В последнее время мы много слышали о первом президенте. В основном нас убеждали
в величии этой фигуры. В том, что он был великим демократом. В том, что он спас Россию.
Но нам не надо новых мифов. Не надо новой лжи. У нас ее было достаточно. Более 80 лет
назад в Москве, на Красной площади, хоронили человека, который принес России великое
множество бед и пролил реки крови. А потом создали миф — о самом человечном человеке
Ульянове-Ленине. Том самом, который был подлинным основателем ГУЛАГа. Том самом,
который отдал приказ о расстреле не только царя Николая Второго, но и всей его семьи. Том
самом, который провозгласил своей целью физическое уничтожение целых классов. И
потребовалось почти столетие, чтобы осознать всю порочность этого мифа.
Нет, нам не нужны новые мифы. Как не нужны карлики, пытающиеся подтянуться на
плечах усопших. Мы все знаем, какая Россия досталась нам после ухода Ельцина из Кремля.
Мы все помним, какими были 90-е годы. Мы все знаем, кто распустил Советский Союз, враз
оставив за пределами Родины 25 миллионов русских и лишив страну 25 процентов ее
территории. Да, расставание с коммунизмом не могло быть простым. Но когда главный
мотив действий — не страна и люди, а жажда власти и победа любой ценой, то расставание
становится разрушением, в том числе разрушением человеческих душ и людских надежд.
Как же случилось так, что то, что начиналось под знаменем свободы, демократии и
справедливости, под знаменем борьбы против привилегий меньшинства, привело к
демократии дефолта? Демократии разворовывания страны. Демократии откровенного
обмана. Демократии залоговых аукционов. Наконец, демократии коррупции, рядом с
которой бледнели те самые привилегии, с которыми нас призывали бороться. Как все это
произошло? И кто в этом виноват?
Карлики надрываются: мы, кричат они, предотвратили гражданскую войну и массовый
голод. Но это недоказуемо. Это вновь бесстыдная самореклама. Известно другое: реформы
1991–1992 годов не предотвратили, а подготовили гражданскую войну в России. И она
вспыхнула на улицах Москвы в октябре 1993-го. Это — бесспорно. Мы все это видели. Не
будь у нас ТАКИХ реформ, не было бы и танков на улицах Москвы, стреляющих по
недавним соратникам нового вождя.
Как произошло так, что движение за обновление страны привело к ее вырождению? К
тому, что каждый год мы стали терять по миллиону человек? Или это были сознательно
обреченные на смерть классы? Социальный балласт, как нам шептали карлики: избавимся от
него и рванем в будущее? И чем такое обновление отличается от старого лозунга
уничтожения целых классов и социальных слоев?

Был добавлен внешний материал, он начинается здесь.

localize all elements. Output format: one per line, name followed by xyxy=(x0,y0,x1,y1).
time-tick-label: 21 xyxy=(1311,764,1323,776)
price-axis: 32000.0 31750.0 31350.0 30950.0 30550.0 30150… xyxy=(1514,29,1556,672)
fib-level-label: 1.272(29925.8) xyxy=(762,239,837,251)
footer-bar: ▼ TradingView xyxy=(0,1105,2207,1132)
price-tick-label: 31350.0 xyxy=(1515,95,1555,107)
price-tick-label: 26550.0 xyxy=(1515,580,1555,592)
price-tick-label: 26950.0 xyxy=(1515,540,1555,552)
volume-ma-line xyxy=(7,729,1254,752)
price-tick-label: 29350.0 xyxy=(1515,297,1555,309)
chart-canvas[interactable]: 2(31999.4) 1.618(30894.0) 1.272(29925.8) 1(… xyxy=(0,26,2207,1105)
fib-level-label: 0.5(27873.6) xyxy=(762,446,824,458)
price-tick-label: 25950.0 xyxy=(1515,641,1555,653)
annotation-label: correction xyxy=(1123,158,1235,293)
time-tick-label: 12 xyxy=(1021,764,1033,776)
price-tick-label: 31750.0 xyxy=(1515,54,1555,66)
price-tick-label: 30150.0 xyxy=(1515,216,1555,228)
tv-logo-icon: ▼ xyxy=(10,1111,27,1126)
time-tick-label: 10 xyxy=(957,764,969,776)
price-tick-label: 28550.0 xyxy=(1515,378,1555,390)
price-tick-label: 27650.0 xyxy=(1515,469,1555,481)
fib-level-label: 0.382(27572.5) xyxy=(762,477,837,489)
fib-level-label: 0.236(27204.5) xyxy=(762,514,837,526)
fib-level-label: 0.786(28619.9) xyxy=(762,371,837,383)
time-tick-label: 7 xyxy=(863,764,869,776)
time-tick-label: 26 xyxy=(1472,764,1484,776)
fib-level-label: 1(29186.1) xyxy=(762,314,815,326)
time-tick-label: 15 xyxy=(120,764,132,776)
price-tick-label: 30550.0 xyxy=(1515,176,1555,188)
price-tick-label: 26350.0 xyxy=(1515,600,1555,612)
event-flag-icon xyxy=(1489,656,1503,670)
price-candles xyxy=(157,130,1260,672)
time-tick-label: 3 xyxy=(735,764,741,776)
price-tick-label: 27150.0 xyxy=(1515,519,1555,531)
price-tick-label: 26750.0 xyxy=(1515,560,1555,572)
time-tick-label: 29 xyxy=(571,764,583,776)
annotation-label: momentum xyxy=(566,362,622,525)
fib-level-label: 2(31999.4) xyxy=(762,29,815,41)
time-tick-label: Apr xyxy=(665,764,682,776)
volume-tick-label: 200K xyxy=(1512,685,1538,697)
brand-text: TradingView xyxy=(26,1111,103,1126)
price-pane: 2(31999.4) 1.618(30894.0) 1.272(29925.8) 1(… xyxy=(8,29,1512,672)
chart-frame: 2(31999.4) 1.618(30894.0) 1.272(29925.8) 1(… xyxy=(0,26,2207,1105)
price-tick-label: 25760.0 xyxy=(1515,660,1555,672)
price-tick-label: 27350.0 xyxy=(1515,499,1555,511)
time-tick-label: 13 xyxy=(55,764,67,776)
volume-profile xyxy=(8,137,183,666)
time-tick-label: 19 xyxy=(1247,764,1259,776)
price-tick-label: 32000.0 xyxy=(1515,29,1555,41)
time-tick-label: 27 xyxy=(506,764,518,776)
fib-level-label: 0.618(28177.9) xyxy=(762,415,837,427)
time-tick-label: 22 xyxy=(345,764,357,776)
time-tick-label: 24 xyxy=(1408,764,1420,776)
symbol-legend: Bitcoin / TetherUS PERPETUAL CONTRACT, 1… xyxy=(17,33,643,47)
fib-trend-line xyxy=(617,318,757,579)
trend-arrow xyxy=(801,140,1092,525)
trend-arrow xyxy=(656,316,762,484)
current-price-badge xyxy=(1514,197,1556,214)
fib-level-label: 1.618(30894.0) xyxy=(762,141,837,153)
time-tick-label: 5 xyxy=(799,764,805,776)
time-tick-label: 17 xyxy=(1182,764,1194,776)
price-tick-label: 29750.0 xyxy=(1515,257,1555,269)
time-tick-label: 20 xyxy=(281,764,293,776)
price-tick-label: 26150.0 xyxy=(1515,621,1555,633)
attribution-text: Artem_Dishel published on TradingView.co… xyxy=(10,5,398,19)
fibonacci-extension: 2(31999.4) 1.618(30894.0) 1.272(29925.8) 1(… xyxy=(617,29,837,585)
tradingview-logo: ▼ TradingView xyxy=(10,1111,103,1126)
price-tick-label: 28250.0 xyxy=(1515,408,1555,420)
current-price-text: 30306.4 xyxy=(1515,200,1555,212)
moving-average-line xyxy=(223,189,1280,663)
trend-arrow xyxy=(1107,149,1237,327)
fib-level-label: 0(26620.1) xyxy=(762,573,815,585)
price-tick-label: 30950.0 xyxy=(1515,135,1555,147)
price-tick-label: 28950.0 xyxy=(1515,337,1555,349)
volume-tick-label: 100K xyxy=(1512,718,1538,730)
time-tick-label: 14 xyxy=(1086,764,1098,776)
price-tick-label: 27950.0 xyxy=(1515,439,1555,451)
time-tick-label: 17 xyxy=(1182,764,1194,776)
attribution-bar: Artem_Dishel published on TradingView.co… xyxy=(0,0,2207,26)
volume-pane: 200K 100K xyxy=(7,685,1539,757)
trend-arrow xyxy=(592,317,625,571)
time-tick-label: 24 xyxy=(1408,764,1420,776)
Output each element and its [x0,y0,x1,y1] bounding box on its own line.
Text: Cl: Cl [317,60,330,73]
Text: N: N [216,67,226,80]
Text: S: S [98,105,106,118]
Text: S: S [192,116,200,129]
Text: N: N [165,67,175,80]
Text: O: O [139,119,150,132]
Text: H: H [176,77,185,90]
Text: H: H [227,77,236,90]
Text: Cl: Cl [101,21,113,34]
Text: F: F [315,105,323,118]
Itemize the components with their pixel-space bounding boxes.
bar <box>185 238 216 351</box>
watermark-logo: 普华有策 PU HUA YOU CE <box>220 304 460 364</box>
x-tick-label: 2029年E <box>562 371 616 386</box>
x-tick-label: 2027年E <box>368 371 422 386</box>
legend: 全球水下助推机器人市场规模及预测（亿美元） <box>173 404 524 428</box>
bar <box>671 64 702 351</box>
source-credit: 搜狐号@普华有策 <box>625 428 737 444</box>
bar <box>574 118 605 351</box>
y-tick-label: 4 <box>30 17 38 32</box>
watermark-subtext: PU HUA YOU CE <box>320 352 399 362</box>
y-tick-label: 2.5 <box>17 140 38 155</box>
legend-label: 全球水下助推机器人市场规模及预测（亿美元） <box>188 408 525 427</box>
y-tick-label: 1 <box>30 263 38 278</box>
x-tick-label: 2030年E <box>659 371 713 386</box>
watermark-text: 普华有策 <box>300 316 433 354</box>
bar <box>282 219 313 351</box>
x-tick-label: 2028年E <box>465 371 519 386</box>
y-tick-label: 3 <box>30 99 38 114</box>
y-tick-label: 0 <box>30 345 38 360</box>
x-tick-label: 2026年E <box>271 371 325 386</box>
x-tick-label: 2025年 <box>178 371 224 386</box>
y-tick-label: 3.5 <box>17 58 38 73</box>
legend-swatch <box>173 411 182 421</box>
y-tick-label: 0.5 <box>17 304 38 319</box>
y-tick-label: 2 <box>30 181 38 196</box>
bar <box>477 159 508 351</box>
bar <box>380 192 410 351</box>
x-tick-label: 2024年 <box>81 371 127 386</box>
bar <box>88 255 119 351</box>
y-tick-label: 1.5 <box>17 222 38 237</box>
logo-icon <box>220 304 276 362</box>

Нет, нам не нужно новых мифов. Нельзя, чтобы за словами о демократии и свободе мы
забыли о том, ЧТО именно произошло с нашей страной. В период с 1991 по 2001 год за
чертой бедности оказалось около 80 % населения. Разрушение системы здравоохранения
привело к возвращению болезней, о которых уже стали забывать. За 10 лет число больных
туберкулезом увеличилось втрое. Сифилис стал обычным заболеванием больших городов.
На 2000 год здоровых детей было всего лишь 7 процентов. Остальные страдали различными
отклонениями и хроническими болезнями.
Резко снизилась продолжительность жизни, особенно у мужчин: в конце 90-х она упала
в среднем до 55 с половиной лет. Впервые после Гражданской войны в стране появились
беспризорные — около 2 миллионов! Детская смертность в России увеличилась в 42 раза,
взрослая — в 12 раз. В итоге демографическая трагедия: в 1993 году россиян было почти 149
миллионов, а в 2001-м нас уже было только 145 миллионов человек.
Такого при демократии произойти не могло. Такие катастрофы невозможны при
демократии. У нас было что-то другое: демократия не предполагает самоуничтожения.
«Мы никогда не узнаем, смог бы или нет другой русский лидер сделать все по-другому
или лучше», — написал, размышляя о Ельцине, один американский журналист. Верно — не
узнаем. Зато мы знаем, чего делать ни в коем случае нельзя: нельзя ради безумной идеи или
ради власти уничтожать собственную страну.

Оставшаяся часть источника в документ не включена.